Stessa famiglia, scelte di vita completamente diverse. La gente dei Laraspata per una ragione che nessuno ha mai compreso, soprattutto Anna, credette che lei stesse facendo comunella con gente di un clan nemico e cominciò a perseguitarla. Anna si ribellò rivolgendosi alla legge e denunciando il malaffare che s’annidava nella città vecchia. La criminalità non l’ha perdonata. Ha minacciato e aggredito la sua famiglia, ha tentato di ammazzare uno dei suoi figli, ha dato fuoco alla barca del marito pescatore.
Anna Massari non si è mai arresa. «Parlerò fino alla morte» disse deponendo nel processo «Mayer» che vide alla sbarra boss e affiliati del clan Laraspata. In quel processo si costituì parte civile. E chiese, come risarcimento simbolico, un euro: «Non li voglio i soldi della mala». Il ricordo del ruolo svolto dal clan Laraspata, che «regnò» nella città vecchia a metà degli anni Novanta è sopravvissuto al suo declino. Il sodalizio Laraspata, fu sgominato nel 1996 con l’ope - razione denominata «Mayer», dal soprannome di una delle vittime dei vari regolamenti di conti.

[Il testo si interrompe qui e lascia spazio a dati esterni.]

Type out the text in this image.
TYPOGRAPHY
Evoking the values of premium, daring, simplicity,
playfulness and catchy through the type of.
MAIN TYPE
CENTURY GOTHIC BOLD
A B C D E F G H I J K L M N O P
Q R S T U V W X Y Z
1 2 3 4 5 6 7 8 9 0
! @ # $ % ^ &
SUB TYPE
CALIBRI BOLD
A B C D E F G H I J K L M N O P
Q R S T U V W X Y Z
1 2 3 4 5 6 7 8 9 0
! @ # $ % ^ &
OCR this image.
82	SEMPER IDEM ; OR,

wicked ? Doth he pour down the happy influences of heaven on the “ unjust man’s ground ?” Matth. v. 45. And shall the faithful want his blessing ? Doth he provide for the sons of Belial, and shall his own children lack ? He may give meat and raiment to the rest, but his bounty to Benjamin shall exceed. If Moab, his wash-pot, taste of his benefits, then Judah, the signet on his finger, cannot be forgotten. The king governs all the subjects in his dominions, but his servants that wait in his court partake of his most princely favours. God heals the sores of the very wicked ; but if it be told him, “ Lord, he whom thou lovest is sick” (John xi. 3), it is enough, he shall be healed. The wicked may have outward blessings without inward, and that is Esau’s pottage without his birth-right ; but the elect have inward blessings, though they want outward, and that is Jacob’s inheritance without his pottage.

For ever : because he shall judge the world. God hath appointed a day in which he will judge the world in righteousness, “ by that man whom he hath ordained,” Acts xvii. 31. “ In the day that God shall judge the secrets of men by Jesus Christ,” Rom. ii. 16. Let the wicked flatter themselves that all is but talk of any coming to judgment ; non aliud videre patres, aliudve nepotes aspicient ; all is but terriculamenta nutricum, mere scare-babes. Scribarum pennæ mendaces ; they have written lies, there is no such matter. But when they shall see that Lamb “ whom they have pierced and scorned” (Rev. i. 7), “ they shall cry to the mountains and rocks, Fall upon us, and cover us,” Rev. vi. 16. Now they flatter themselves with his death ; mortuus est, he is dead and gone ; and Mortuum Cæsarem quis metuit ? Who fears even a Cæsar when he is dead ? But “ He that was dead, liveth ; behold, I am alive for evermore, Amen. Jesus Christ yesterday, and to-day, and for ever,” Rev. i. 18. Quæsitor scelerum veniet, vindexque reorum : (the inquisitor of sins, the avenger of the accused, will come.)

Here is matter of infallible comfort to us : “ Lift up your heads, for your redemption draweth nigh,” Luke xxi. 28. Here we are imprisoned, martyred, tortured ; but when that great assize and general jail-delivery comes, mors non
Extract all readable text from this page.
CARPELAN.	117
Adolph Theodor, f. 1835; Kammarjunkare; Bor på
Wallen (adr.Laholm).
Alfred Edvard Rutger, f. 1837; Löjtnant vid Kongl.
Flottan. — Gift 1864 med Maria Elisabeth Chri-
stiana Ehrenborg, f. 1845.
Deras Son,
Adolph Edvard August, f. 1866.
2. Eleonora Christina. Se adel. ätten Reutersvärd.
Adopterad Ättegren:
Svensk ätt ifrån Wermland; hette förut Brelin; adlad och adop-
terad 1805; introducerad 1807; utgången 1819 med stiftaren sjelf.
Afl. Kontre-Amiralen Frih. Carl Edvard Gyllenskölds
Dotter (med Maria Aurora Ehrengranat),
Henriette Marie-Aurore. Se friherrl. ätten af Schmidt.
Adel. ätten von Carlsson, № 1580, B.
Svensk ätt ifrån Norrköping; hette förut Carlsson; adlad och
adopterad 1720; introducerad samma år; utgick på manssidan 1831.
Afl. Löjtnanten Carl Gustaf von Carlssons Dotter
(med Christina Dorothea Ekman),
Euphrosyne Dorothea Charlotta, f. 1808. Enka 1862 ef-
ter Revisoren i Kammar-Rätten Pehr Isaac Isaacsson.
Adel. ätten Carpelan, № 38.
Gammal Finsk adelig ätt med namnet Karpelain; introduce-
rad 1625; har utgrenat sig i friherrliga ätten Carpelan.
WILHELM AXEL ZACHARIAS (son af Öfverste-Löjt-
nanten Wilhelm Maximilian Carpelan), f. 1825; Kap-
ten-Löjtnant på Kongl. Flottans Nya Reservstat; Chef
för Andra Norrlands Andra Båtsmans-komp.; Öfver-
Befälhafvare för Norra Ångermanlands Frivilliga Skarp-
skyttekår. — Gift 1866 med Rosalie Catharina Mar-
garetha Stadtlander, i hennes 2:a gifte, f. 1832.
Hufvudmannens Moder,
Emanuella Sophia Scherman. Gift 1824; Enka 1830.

Il capo era Donato Laraspata che venne catturato nell’ottobre del 1999. La capitolazione de "U’nonn" ("Il nonno"), ultimo mito del clan, segnò la fine di una dinastia criminale. Personaggi come «Feluccio», il fratello Tommaso, detto «ù professor », e, per ultimo, Donato, appartengono ormai al passato della criminalitá cittadina. I Laraspata si affacciarono sul panorama criminale cittadino nel 1993 dopo le dure condanne inferte alla mala della cittá vecchia con il maxi processo ai clan di Bari. Grazie a Donato, cominciano a gestire il traffico di sigarette, armi e droga dal Montenegro. In poco tempo formano un piccolo esercito e ingaggiano una guerra senza quartiere con i clan avversari. Quando nel 1997 le inchieste della Procura di Bari portano in carcere gran parte dei clan baresi i vertici del gruppo Laraspata si rifugiarono in Montenegro. [l.nat.]